İşler çığırından çıkıyor tabii, tel olayı ilk somut örnek. Rutin tartışmalar, kavgalar bir dereceye kadar normal, ötesinde çatlaklar derinleşiyor. Bir gün tekneye atlayıp şehre giden J. dönüşte görüyor ki Elena denize girdiği bölgeyi dikenli telle çevirmiş, doğal güzellik insan elinin değmesiyle çirkinleşmiş. Ders var burada, J. görmüyor, telleri söktürüyor ama şenlik yeni başlıyor aslında. Ormancıların dükkândan veresiye aldıklarını bir kenara yazıyor ama borcun ödenmemesi canını hiç sıkmıyor gibi görünüyor, eşinin uyarıları da kâr etmeyince ekonomik durumları iyice bozuluyor. Kötü kesilen kerestelerin bir bölümü geri gönderilince hepten sıkıntı. Yani tüm bunların bir açıklaması var ama ikna edici değil: “Sakinleriyle birlikte tüm çiftlik, sanki hiç ilerlemeyen bir gemi gibiydi; bir yere gittiği yoktu. Ama bu aslında J.’nin çok da umurunda değildi. Çiftlikten zengin olmayı asla hayal etmemişti. Bunun olanaksız olduğunu çok iyi biliyordu. Bu aşırı sıcak ve şehvani tropik iklimde, olayların mantık çerçevesinde gelişmesini beklediği de yoktu. Aslında buraya tam da alçaltıcı bir biçimde mantıklı ve steril olan şeylerden, benzinden, kariyer hırsından, asfalttan kaçmak için gelmişti.

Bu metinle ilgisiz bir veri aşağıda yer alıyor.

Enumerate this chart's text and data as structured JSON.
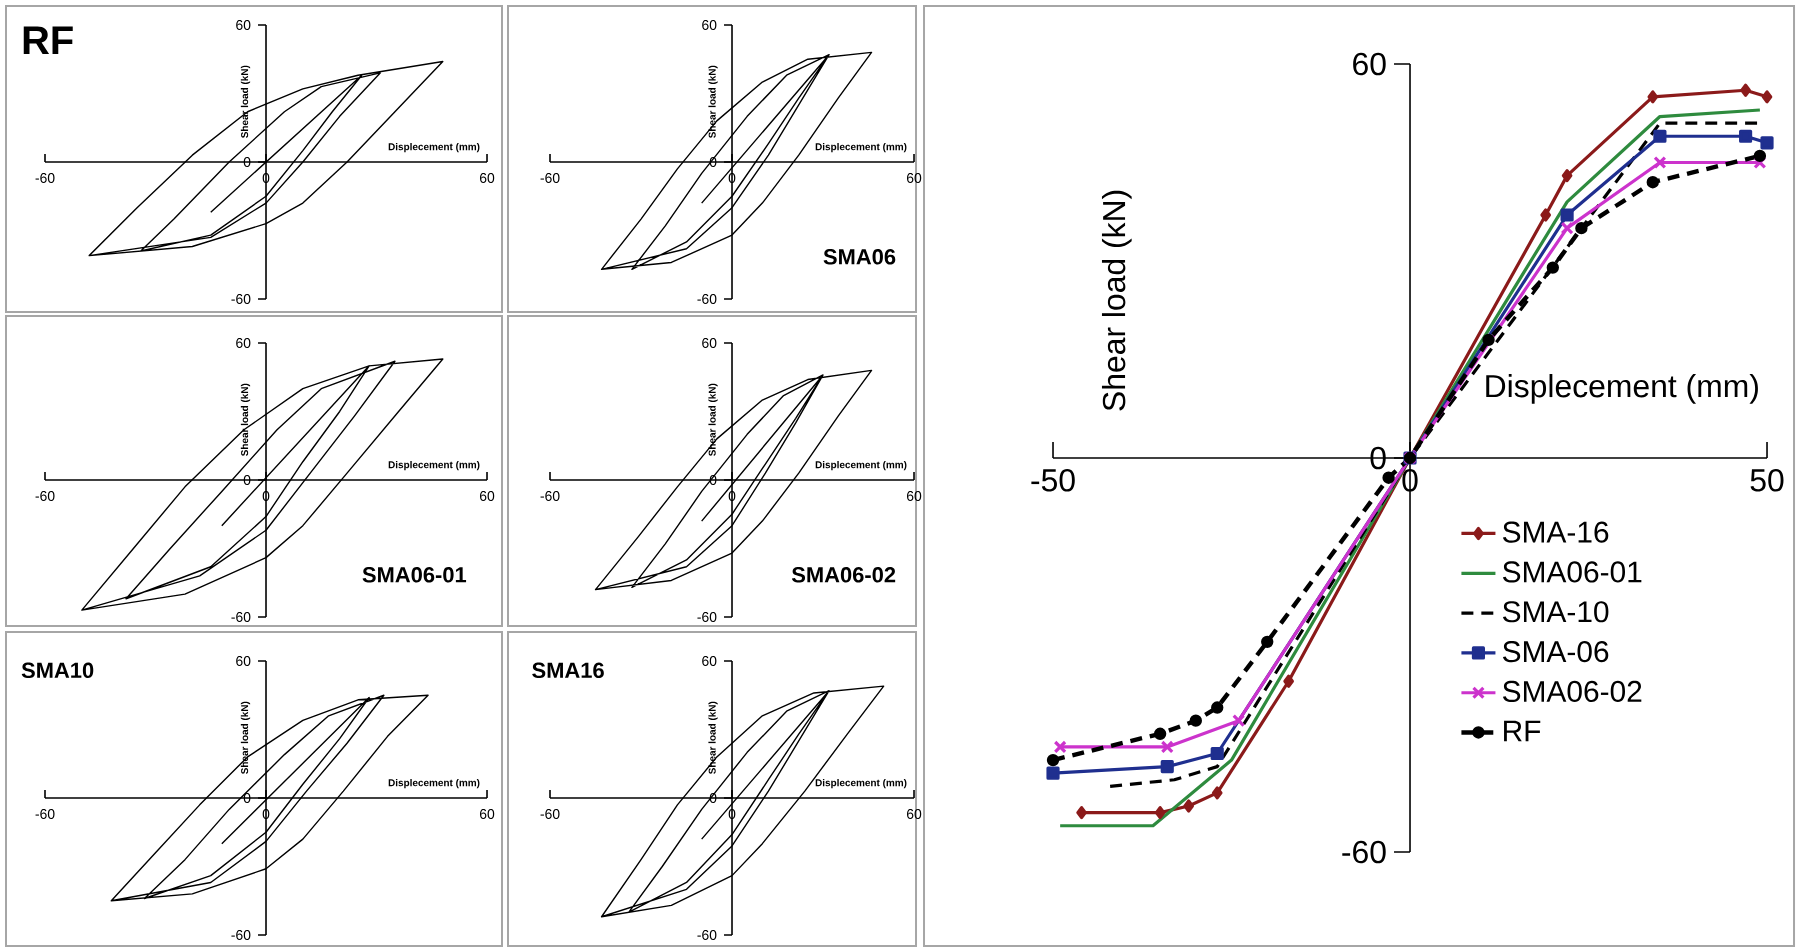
{
  "chart_data": [
    {
      "type": "line",
      "title": "RF",
      "xlabel": "Displecement (mm)",
      "ylabel": "Shear load  (kN)",
      "xlim": [
        -60,
        60
      ],
      "ylim": [
        -60,
        60
      ],
      "xticks": [
        -60,
        0,
        60
      ],
      "yticks": [
        -60,
        0,
        60
      ],
      "series": [
        {
          "color": "#000000",
          "x": [
            -15,
            26,
            18,
            10,
            0,
            -15,
            -34,
            -25,
            -10,
            5,
            15,
            31,
            20,
            10,
            0,
            -15,
            -48,
            -35,
            -20,
            -5,
            10,
            25,
            48,
            35,
            22,
            10,
            0,
            -20,
            -48
          ],
          "values": [
            -22,
            38,
            22,
            5,
            -15,
            -32,
            -39,
            -25,
            0,
            22,
            33,
            39,
            20,
            0,
            -18,
            -33,
            -41,
            -20,
            3,
            22,
            32,
            38,
            44,
            22,
            0,
            -18,
            -27,
            -37,
            -41
          ]
        }
      ]
    },
    {
      "type": "line",
      "title": "SMA06",
      "xlabel": "Displecement (mm)",
      "ylabel": "Shear load  (kN)",
      "xlim": [
        -60,
        60
      ],
      "ylim": [
        -60,
        60
      ],
      "xticks": [
        -60,
        0,
        60
      ],
      "yticks": [
        -60,
        0,
        60
      ],
      "series": [
        {
          "color": "#000000",
          "x": [
            -10,
            32,
            22,
            12,
            0,
            -15,
            -33,
            -22,
            -10,
            5,
            18,
            32,
            22,
            12,
            0,
            -15,
            -43,
            -30,
            -18,
            -5,
            10,
            25,
            46,
            35,
            22,
            10,
            0,
            -20,
            -43
          ],
          "values": [
            -18,
            47,
            28,
            8,
            -15,
            -35,
            -47,
            -28,
            -5,
            20,
            38,
            47,
            25,
            3,
            -20,
            -38,
            -47,
            -25,
            -3,
            18,
            35,
            45,
            48,
            28,
            3,
            -18,
            -32,
            -44,
            -47
          ]
        }
      ]
    },
    {
      "type": "line",
      "title": "SMA06-01",
      "xlabel": "Displecement (mm)",
      "ylabel": "Shear load  (kN)",
      "xlim": [
        -60,
        60
      ],
      "ylim": [
        -60,
        60
      ],
      "xticks": [
        -60,
        0,
        60
      ],
      "yticks": [
        -60,
        0,
        60
      ],
      "series": [
        {
          "color": "#000000",
          "x": [
            -12,
            28,
            20,
            10,
            0,
            -15,
            -38,
            -26,
            -12,
            3,
            15,
            35,
            24,
            12,
            0,
            -18,
            -50,
            -36,
            -22,
            -6,
            10,
            28,
            48,
            36,
            22,
            10,
            0,
            -22,
            -50
          ],
          "values": [
            -20,
            50,
            30,
            8,
            -16,
            -38,
            -52,
            -30,
            -5,
            22,
            40,
            52,
            28,
            3,
            -22,
            -42,
            -57,
            -30,
            -3,
            22,
            40,
            50,
            53,
            30,
            3,
            -20,
            -34,
            -50,
            -57
          ]
        }
      ]
    },
    {
      "type": "line",
      "title": "SMA06-02",
      "xlabel": "Displecement (mm)",
      "ylabel": "Shear load  (kN)",
      "xlim": [
        -60,
        60
      ],
      "ylim": [
        -60,
        60
      ],
      "xticks": [
        -60,
        0,
        60
      ],
      "yticks": [
        -60,
        0,
        60
      ],
      "series": [
        {
          "color": "#000000",
          "x": [
            -10,
            30,
            21,
            11,
            0,
            -15,
            -33,
            -22,
            -10,
            5,
            17,
            30,
            21,
            11,
            0,
            -15,
            -45,
            -31,
            -18,
            -5,
            10,
            25,
            46,
            35,
            22,
            10,
            0,
            -20,
            -45
          ],
          "values": [
            -18,
            46,
            27,
            7,
            -15,
            -35,
            -47,
            -28,
            -5,
            20,
            37,
            46,
            25,
            3,
            -20,
            -38,
            -48,
            -25,
            -3,
            18,
            35,
            44,
            48,
            28,
            3,
            -18,
            -32,
            -44,
            -48
          ]
        }
      ]
    },
    {
      "type": "line",
      "title": "SMA10",
      "xlabel": "Displecement (mm)",
      "ylabel": "Shear load  (kN)",
      "xlim": [
        -60,
        60
      ],
      "ylim": [
        -60,
        60
      ],
      "xticks": [
        -60,
        0,
        60
      ],
      "yticks": [
        -60,
        0,
        60
      ],
      "series": [
        {
          "color": "#000000",
          "x": [
            -12,
            28,
            20,
            10,
            0,
            -15,
            -33,
            -22,
            -10,
            5,
            17,
            32,
            22,
            11,
            0,
            -15,
            -42,
            -30,
            -18,
            -5,
            10,
            25,
            44,
            33,
            21,
            10,
            0,
            -20,
            -42
          ],
          "values": [
            -20,
            44,
            26,
            6,
            -15,
            -34,
            -44,
            -27,
            -5,
            19,
            36,
            45,
            24,
            3,
            -19,
            -37,
            -45,
            -24,
            -3,
            18,
            34,
            43,
            45,
            27,
            3,
            -18,
            -31,
            -42,
            -45
          ]
        }
      ]
    },
    {
      "type": "line",
      "title": "SMA16",
      "xlabel": "Displecement (mm)",
      "ylabel": "Shear load  (kN)",
      "xlim": [
        -60,
        60
      ],
      "ylim": [
        -60,
        60
      ],
      "xticks": [
        -60,
        0,
        60
      ],
      "yticks": [
        -60,
        0,
        60
      ],
      "series": [
        {
          "color": "#000000",
          "x": [
            -10,
            32,
            22,
            12,
            0,
            -15,
            -34,
            -23,
            -10,
            5,
            18,
            32,
            22,
            12,
            0,
            -15,
            -43,
            -30,
            -18,
            -5,
            10,
            27,
            50,
            38,
            24,
            10,
            0,
            -20,
            -43
          ],
          "values": [
            -18,
            47,
            28,
            8,
            -16,
            -37,
            -50,
            -30,
            -5,
            20,
            38,
            47,
            25,
            3,
            -21,
            -40,
            -52,
            -27,
            -3,
            18,
            36,
            46,
            49,
            28,
            3,
            -20,
            -34,
            -47,
            -52
          ]
        }
      ]
    },
    {
      "type": "line",
      "xlabel": "Displecement (mm)",
      "ylabel": "Shear load  (kN)",
      "xlim": [
        -50,
        50
      ],
      "ylim": [
        -60,
        60
      ],
      "xticks": [
        -50,
        0,
        50
      ],
      "yticks": [
        -60,
        0,
        60
      ],
      "legend": "bottom right",
      "series": [
        {
          "name": "SMA-16",
          "color": "#8b1a1a",
          "marker": "diamond",
          "line_style": "solid",
          "x": [
            -46,
            -35,
            -31,
            -27,
            -17,
            0,
            19,
            22,
            34,
            47,
            50
          ],
          "values": [
            -54,
            -54,
            -53,
            -51,
            -34,
            0,
            37,
            43,
            55,
            56,
            55
          ]
        },
        {
          "name": "SMA06-01",
          "color": "#2e8b3e",
          "marker": "none",
          "line_style": "solid",
          "x": [
            -49,
            -36,
            -25,
            0,
            22,
            35,
            49
          ],
          "values": [
            -56,
            -56,
            -46,
            0,
            39,
            52,
            53
          ]
        },
        {
          "name": "SMA-10",
          "color": "#000000",
          "marker": "none",
          "line_style": "dashed",
          "x": [
            -42,
            -33,
            -27,
            0,
            35,
            49
          ],
          "values": [
            -50,
            -49,
            -47,
            0,
            51,
            51
          ]
        },
        {
          "name": "SMA-06",
          "color": "#1f2f8f",
          "marker": "square",
          "line_style": "solid",
          "x": [
            -50,
            -34,
            -27,
            0,
            22,
            35,
            47,
            50
          ],
          "values": [
            -48,
            -47,
            -45,
            0,
            37,
            49,
            49,
            48
          ]
        },
        {
          "name": "SMA06-02",
          "color": "#cc33cc",
          "marker": "cross",
          "line_style": "solid",
          "x": [
            -49,
            -34,
            -24,
            0,
            22,
            35,
            49
          ],
          "values": [
            -44,
            -44,
            -40,
            0,
            35,
            45,
            45
          ]
        },
        {
          "name": "RF",
          "color": "#000000",
          "marker": "circle",
          "line_style": "dashed",
          "x": [
            -50,
            -35,
            -30,
            -27,
            -20,
            -3,
            0,
            11,
            20,
            24,
            34,
            49
          ],
          "values": [
            -46,
            -42,
            -40,
            -38,
            -28,
            -3,
            0,
            18,
            29,
            35,
            42,
            46
          ]
        }
      ]
    }
  ]
}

Elena’nın dikenli tellerinden tam da bu yüzden nefret etmişti: Onun için karikatürün de karikatürü, insanın yapabileceklerinin en üzücü örneklerinden biriydi.” (s. 124) Eh, küçük burjuva olarak pek de farklı bir şey yapmaması bir yana, J. önceliklerini de iyi belirlemediği için çok sevdiği Elena’dan nefret eder hale geliyor, kadın pes edip oradan ayrıldığı zaman boşluğun tam ortasına düşüyor. Yıkımını arayan bir adam J., bu yüzden Elena’nın uyarılarına kulak asmayarak Octavio’yu işe alıyor. Altmış yaşlarında, uzun boylu ve kaslı, tehlikeli bir adam Octavio, çiftliği çekip çevirebileceğini söyleyip iş istiyor. Elena’nın gözü hiç tutmuyor adamı da J.’nin bir kurtarıcıya ihtiyacı var, işçileri yola koyup verimliliği artıracak birine. Sonunu böyle hazırlıyor J., hayaline ulaşmak için dünya para harcayıp güzergâhın tam tersine doğru yol almayı başarması takdire değer, son âna kadar Octavio’ya karşı koymaması bir başka başarı, eh, vurulmak için yapılması gereken her şeyi yaptı sayılır. Cennet gibi topraklara Kardeşler Market kurmak iyi bir fikir değil, kentle kırın dinamiklerini bir tutmak da öyle.

Denk gelinirse okunur, yoksa yine okunur da özellikle aranacak bir metin değil.

Liked it? Take a second to support Utku Yıldırım on Patreon!
Become a patron at Patreon!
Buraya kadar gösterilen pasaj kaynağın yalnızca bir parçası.